I encouraged the conversation with my friends by sharing with them that I have exactly the same impression about my home country (although I go back to visit once a year). Each year I go back, I realize every time that there is a lot of change. I have about my home country similar observations as my friends had about Poland. New and modern buildings, roads, people dressed following the latest fashion trends and everyone keeping up-to-date with the most recent technological changes and gadgets. All of those things are important for our societies today because they are a symbol of progress and wealth. However, that is not all. Progress in all of those areas mentioned before shall go in line with responsibility, cultural, professional, and emotional growth of citizens. By emotional growth I mean, they way in which mentality and behavior of our society evolves. Changes in lifestyles, eating habits, etc. things which were not acceptable to our parents, now are for us or vice versa. My friends and I observed that in spite of the distance and difference between my home country and Poland, some of the challenges are still the same: organized crime, corruption in politics, poverty, drugs, alcohol, unemployment, etc.

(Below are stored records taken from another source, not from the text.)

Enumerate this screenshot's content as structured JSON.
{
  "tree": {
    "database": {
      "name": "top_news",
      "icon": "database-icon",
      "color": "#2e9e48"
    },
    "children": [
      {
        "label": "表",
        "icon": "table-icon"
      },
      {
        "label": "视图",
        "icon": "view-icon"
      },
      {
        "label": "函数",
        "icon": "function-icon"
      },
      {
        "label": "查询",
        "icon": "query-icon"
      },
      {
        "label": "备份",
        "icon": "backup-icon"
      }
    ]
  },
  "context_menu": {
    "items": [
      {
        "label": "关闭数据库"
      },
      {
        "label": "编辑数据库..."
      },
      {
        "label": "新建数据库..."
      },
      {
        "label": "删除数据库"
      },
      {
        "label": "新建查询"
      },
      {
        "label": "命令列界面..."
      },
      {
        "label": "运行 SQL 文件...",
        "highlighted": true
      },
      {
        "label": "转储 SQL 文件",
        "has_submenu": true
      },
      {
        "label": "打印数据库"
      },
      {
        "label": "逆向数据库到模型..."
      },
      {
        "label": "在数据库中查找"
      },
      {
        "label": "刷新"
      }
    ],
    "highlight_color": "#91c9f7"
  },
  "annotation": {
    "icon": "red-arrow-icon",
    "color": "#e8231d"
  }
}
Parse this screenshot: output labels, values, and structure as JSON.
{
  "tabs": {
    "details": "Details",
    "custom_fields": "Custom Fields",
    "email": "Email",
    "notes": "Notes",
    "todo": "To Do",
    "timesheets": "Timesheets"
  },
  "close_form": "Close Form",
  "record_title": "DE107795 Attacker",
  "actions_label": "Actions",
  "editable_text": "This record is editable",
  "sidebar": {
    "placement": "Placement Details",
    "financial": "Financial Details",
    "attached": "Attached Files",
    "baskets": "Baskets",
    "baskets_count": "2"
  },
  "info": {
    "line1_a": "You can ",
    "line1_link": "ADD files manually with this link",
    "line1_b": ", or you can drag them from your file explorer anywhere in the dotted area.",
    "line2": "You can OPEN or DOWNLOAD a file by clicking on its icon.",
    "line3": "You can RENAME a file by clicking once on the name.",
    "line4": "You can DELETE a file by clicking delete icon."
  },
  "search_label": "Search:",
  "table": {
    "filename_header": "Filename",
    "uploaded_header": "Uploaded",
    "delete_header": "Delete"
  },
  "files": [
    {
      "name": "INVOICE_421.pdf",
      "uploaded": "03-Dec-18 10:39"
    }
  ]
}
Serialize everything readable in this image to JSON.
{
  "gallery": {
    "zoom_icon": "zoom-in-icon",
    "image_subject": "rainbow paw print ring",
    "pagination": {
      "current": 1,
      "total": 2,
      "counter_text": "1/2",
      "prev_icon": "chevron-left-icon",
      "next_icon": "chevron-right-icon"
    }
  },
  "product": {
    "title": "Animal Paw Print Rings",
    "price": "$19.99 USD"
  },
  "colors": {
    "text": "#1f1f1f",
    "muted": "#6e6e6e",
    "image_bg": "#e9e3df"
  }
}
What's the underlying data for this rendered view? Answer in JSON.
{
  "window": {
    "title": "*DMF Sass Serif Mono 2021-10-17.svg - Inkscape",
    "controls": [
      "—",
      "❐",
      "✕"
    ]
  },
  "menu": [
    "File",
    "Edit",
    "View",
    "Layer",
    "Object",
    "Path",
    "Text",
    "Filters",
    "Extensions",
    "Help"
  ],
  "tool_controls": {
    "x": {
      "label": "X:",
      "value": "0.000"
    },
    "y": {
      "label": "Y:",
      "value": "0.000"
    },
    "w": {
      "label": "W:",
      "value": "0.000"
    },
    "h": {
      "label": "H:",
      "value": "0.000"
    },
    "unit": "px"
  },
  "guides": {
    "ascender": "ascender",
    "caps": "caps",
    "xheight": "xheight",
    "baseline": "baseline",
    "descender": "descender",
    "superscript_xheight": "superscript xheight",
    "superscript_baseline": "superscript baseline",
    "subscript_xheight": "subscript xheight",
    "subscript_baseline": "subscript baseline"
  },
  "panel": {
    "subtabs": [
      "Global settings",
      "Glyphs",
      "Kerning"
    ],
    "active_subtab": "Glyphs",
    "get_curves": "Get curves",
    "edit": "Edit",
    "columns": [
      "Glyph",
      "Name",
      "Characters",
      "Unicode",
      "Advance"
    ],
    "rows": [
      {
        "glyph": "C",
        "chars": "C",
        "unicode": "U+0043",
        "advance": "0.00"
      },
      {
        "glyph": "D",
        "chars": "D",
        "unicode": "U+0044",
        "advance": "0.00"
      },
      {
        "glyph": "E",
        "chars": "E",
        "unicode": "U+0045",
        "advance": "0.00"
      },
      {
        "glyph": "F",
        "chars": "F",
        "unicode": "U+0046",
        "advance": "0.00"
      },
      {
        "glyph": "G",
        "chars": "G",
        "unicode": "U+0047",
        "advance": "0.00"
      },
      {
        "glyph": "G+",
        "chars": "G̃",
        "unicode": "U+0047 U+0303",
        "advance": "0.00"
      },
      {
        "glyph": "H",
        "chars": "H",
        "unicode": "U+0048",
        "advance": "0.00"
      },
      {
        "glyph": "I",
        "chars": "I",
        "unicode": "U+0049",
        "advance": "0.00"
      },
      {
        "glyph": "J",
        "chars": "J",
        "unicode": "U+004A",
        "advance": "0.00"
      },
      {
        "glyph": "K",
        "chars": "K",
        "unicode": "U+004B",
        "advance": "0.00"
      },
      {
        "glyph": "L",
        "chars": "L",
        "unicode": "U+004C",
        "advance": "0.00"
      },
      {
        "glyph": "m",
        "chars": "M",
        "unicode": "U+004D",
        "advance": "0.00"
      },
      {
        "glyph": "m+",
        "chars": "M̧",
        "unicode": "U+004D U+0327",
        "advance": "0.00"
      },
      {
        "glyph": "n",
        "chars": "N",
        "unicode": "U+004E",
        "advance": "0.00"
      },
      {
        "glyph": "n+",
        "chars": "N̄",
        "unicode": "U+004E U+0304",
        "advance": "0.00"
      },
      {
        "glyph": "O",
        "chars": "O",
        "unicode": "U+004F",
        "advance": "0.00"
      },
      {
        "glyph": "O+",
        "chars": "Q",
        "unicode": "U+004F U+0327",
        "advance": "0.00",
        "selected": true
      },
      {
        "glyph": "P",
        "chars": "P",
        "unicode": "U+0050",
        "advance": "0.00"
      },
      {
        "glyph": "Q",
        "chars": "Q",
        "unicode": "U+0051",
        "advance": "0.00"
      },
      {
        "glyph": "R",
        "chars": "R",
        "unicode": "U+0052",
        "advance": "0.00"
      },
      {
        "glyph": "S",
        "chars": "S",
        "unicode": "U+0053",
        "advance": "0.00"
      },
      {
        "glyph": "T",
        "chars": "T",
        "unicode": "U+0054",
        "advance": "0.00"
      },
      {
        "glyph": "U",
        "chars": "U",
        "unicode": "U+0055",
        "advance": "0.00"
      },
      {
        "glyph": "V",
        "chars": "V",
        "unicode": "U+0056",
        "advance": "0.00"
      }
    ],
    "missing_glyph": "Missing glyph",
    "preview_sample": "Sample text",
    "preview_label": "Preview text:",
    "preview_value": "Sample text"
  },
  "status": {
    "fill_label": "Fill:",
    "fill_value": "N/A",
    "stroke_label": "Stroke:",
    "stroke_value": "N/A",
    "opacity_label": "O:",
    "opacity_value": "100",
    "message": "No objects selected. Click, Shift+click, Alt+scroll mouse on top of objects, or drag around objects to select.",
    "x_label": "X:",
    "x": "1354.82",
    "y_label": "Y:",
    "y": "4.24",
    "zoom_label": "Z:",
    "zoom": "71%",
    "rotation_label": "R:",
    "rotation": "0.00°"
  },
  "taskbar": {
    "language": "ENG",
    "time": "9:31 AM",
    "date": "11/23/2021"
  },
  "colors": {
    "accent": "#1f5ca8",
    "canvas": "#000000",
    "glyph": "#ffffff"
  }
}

We discussed a lot around education because my friends as well as I have small children and we wondered what the future in the education area will bring for our little ones. For example, in the case of Panama a very interesting discussion has started in the sense that the government has started to think about planified education. It means that the government starts to work with society, teachers, and students in order to provide guidance concerning the areas in which there is demand for human resource. Orientation is given to society, students and teachers in order to promote the study of fields in which the State is lacking human resource.

Currently in Panama, there is a situation under which for the first time in the history of the country, the demand exceeds the offer. In other words, there more job offers than the amount of human resource available in the country to cover those positions. The reason for that is not necessarily aging of the population, but lack of human resource trained in the areas which are required by the country. For instance, the tourism industry has blossomed in Panama during the last 5 years. There is a lot of demand for professionals in this sector and the human resource available does not meet the market’s demands. Graduates do no posses the skills to cover these job positions or they have simply studied the traditional careers –not a wrong thing to do- but those careers are not under high demand anymore and the existing human resource in those areas is able to cope with the current market needs.

Times have become more sophisticated and it is not enough to study Finance, Law, Engineering or Medicine. Nowadays, there is a high demand to study other types of professional fields and even if you choose to study any of the previous, in order to succeed in the market, you should seek for a non-traditional specialization within your field.

In the case of Poland, I do not think the situation is any different. I think we have a lot of qualified human resource in this country, but often not specialized in those fields where there is a high demand, i.e. high tech or math fields. In the Polish labor market, there is as well an additional complexity: Poland is a member of the EU and the country needs to compete with others in order to encourage its citizens not to leave and accept work places somewhere else. We all know that in recent years Poland has faced challenges because some of its top human resource has left the country looking for more profitable opportunities abroad.

The whole point is that in the middle of a huge global crisis and technological developments, i.e. Twitter, BlackBerry, Facebook, iPads, iPhones, Android, we shall find a moment to reflect and make up our minds as to where are societies are heading. Are we all going towards the right direction and teaching our children the right values? Or have we just turned ourselves into consumption societies where all that counts is how much you are worth?

We all as members of the civil society shall put real pressure on our governments and force them to pay enough attention to the real problems. More importantly, our governments shall start really acting upon those problems in order to bring some visible solutions to the average citizen. The future of our societies relies with our children and we shall start from home at a very early stage setting the right example.